6.2 The beneficiary’s
medical record documents a redundant skin fold or excessive skin
that significantly interferes with mobility (e.g., a large hanging
abdominal pannis - a Grade 2 panniculus or greater) or causes a physical
functional impairment such as uncontrollable inflammation and/or
infection resulting in pain, ulceration, or otherwise complicates
medical conditions, persistent and refractory to medical treatment.

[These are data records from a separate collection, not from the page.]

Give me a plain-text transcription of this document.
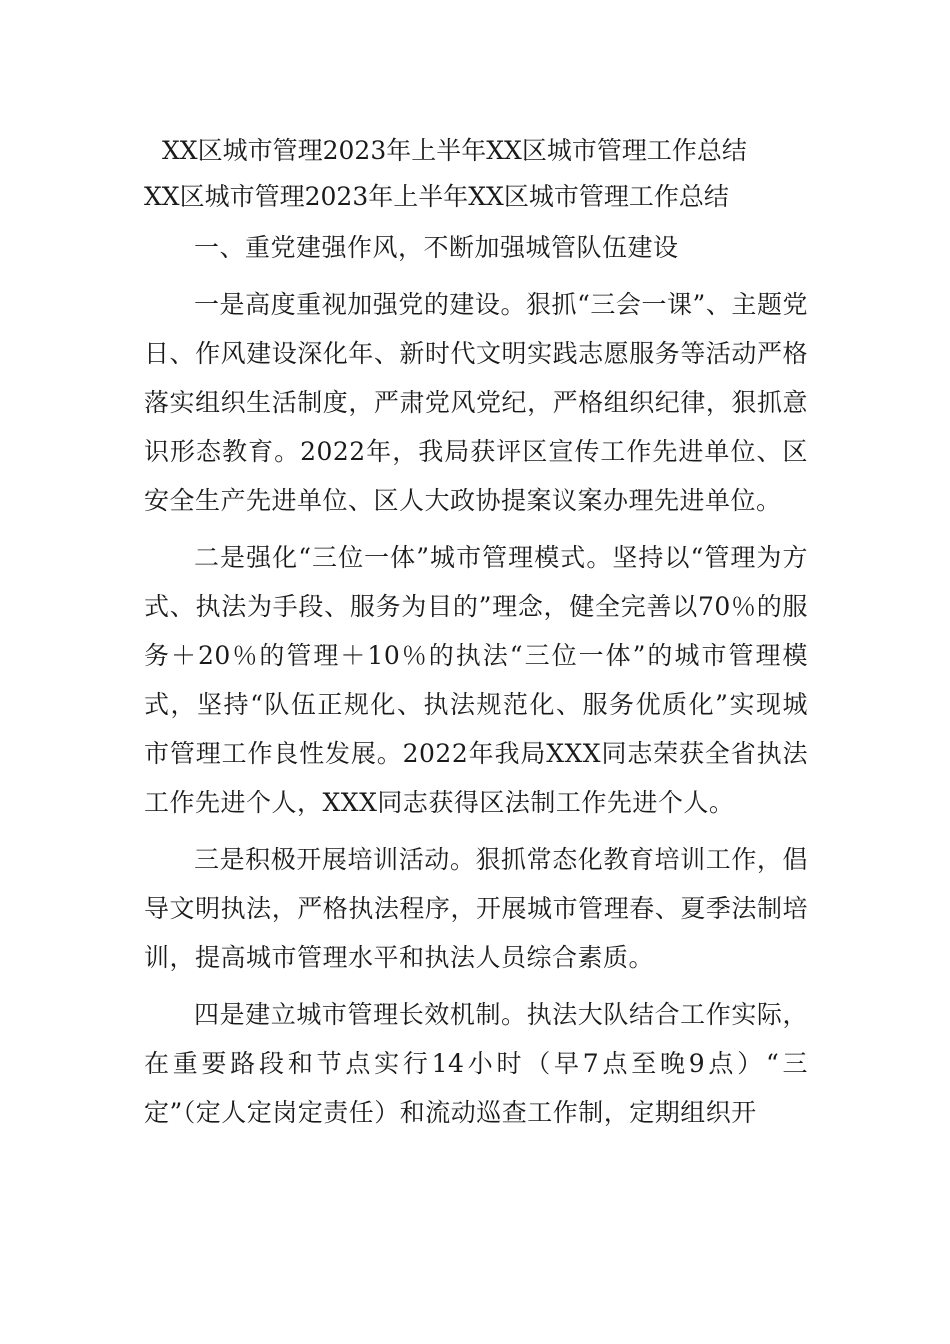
XX区城市管理2023年上半年XX区城市管理工作总结

XX区城市管理2023年上半年XX区城市管理工作总结

一、重党建强作风，不断加强城管队伍建设

一是高度重视加强党的建设。狠抓“三会一课”、主题党日、作风建设深化年、新时代文明实践志愿服务等活动严格落实组织生活制度，严肃党风党纪，严格组织纪律，狠抓意识形态教育。2022年，我局获评区宣传工作先进单位、区安全生产先进单位、区人大政协提案议案办理先进单位。

二是强化“三位一体”城市管理模式。坚持以“管理为方式、执法为手段、服务为目的”理念，健全完善以70％的服务＋20％的管理＋10％的执法“三位一体”的城市管理模式，坚持“队伍正规化、执法规范化、服务优质化”实现城市管理工作良性发展。2022年我局XXX同志荣获全省执法工作先进个人，XXX同志获得区法制工作先进个人。

三是积极开展培训活动。狠抓常态化教育培训工作，倡导文明执法，严格执法程序，开展城市管理春、夏季法制培训，提高城市管理水平和执法人员综合素质。

四是建立城市管理长效机制。执法大队结合工作实际，在重要路段和节点实行14小时（早7点至晚9点）“三定”（定人定岗定责任）和流动巡查工作制，定期组织开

(Examples of agents that may be used for conservative treatment
are antifungal, antibacterial or moisture-absorbing agents, topically applied
skin barriers, and supportive garments.)
Note: In this policy, physical functional
impairment means a limitation from normal (or baseline) of physical functioning
that may include, but is not limited to, problems with ambulation,
mobilization, skin integrity, or distortion of nearby body parts.
Physical functional impairment excludes social, emotional and psychological impairments
or potential impairments.
7.0 EXCEPTIONS
7.1 Benefits
for adjustments to the gastric banding device by injection or aspiration
of saline, including any adjustment-related complications, shall
be allowed for patients who underwent the laparoscopic adjustable
gastric banding (i.e., LAP-BAND®) surgery before the effective date
of coverage only if the patient criteria discussed in
paragraph 4.1 were
met or would have been met at the time of surgery.
7.2 TRICARE will not cost-share
any complication resulting from the initial surgery, including band-related complications,
for those patients who surgeries were performed prior to the effective
date of coverage. If, however, a complication results from a separate
medical condition, benefits shall be allowed for the otherwise covered treatment.
A separate medical condition exists when it causes a systemic effect,
or occurs in a different body system from the noncovered treatment.
7.3 The contractor shall conduct
a medical review to assure compliance with
paragraph 4.1 and when needed,
obtain additional clinical documentation. Documentation must be
submitted that gives the patient’s history and shows that the patient
met or would have met the criteria for the morbid obesity benefit
at the time of surgery.
8.0 EXCLUSIONS
8.1 Nonsurgical
treatment related to obesity, morbid obesity, or weight reduction
(e.g., weight control services, weight control/loss programs, exercise
programs, food supplements, weight loss drugs).
8.2 Redundant skin surgery when
performed solely for the purpose of improving appearance or to treat psychological
symptomatology or psychosocial complaints related to one’s appearance.
8.3 Gastric bubble or balloon for
treatment of morbid obesity is unproven.
8.4 Gastric wrapping/open gastric
banding for treatment of the morbid obesity is unproven.
8.5 Unlisted Current Procedural
Terminology (CPT) codes 43659 (laparoscopy procedure, stomach);
43999 (open procedure, stomach); and 49329 (laparoscopy procedure,
abdomen, peritoneum and omentum) for gastric bypass procedures.
9.0 EFFECTIVE Dates
9.1 Laparoscopic
surgical procedure for gastric bypass and gastric stapling (gastroplasty),
including vertical banded gastroplasty are covered, effective December
2, 2004.
9.2 Laparoscopic adjustable gastric
banding is covered, effective February 1, 2007.